KREIS METTMANN. In den vergangenen Jahren haben die Akteurinnen und Akteure des Runden Tisches gegen häusliche Gewalt im Kreis Mettmann eine ganze Reihe von Fachveranstaltungen zu verschiedenen Themen und Problemstellungen organisiert, wie zum Beispiel Frauen als Opfer häuslicher Gewalt, die Opferrolle der Kinder, die ärztliche Dokumentation von körperlicher und sexualisierter Gewalt an Frauen und Kindern sowie Konzepte für die Arbeit mit Tätern häuslicher Gewalt.
In seiner diesjährigen Fachtagung am Mittwoch (28. November) befasste sich der Runde Tisch mit dem Thema "Gewalt an Kindern – Wahrnehmen, erkennen, handeln!"

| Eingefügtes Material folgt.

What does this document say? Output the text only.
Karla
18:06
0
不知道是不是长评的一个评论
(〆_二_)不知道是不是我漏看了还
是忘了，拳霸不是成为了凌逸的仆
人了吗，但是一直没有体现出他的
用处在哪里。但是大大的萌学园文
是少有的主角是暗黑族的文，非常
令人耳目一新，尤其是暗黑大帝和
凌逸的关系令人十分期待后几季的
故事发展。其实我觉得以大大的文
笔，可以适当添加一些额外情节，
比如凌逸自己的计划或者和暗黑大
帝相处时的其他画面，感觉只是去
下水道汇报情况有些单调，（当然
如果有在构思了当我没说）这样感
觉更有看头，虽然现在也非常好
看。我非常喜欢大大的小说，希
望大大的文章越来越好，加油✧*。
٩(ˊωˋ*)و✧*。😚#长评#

Eingeladen waren Vertreter verschiedenster Einrichtungen und Institutionen, in denen Kinderschutz von Bedeutung ist. Zwar ist das Thema nicht neu, aber leider nach wie vor aktuell. Die Resonanz auf die Einladung machte jedenfalls deutlich, wie sehr das Thema die Gemüter bewegt. Über 120 Teilnehmer, darunter viele Beschäftigte aus Kindergärten und Grundschulen, begrüßte Landrat Thomas Hendele im bis auf den letzten Platz besetzten großen Sitzungssaal im Kreishaus.
Auch im Kreis Mettmann sei festzustellen, dass selbst Menschen, die beruflich mit Kindern arbeiten, nicht immer frühzeitig die Anzeichen von Gewalt bei den betroffenen Kindern richtig einschätzen, zeigte sich Hendele besorgt.
Nach einem Impulsreferat zur Einführung in das Thema durch die Opferschutzbeauftragte der Kreispolizeibehörde, Karin Peglau, schilderte die Leiterin der Ärztlichen Kinderschutzambulanz Bergisch Land am Sana-Klinikum Remscheid, Birgit Köppe-Gaisendrees, eindrucksvoll ihre Erfahrungen mit den Auswirkungen von häuslicher Gewalt auf Kinder.
Einen Einblick in die Arbeit der Jugendämter gab schließlich der Leiter des Jugendamtes der Stadt Mettmann, Stephan Wischnewski.
Landrat Thomas Hendeles eindringlicher Appell an die Tagungsteilnehmer lautete: "In Zusammenarbeit mit den Jugendämtern ist jede und jeder von uns gefordert ist, noch aufmerksamer und sensibler auf das Leid von Kindern zu reagieren." Ansprechpartner in allen Städten des Kreises hat der Kreis in einer Broschüre aufgelistet, die demnächst auch kreisweit an Schulen, Kitas und andere Einrichtungen verteilt wird.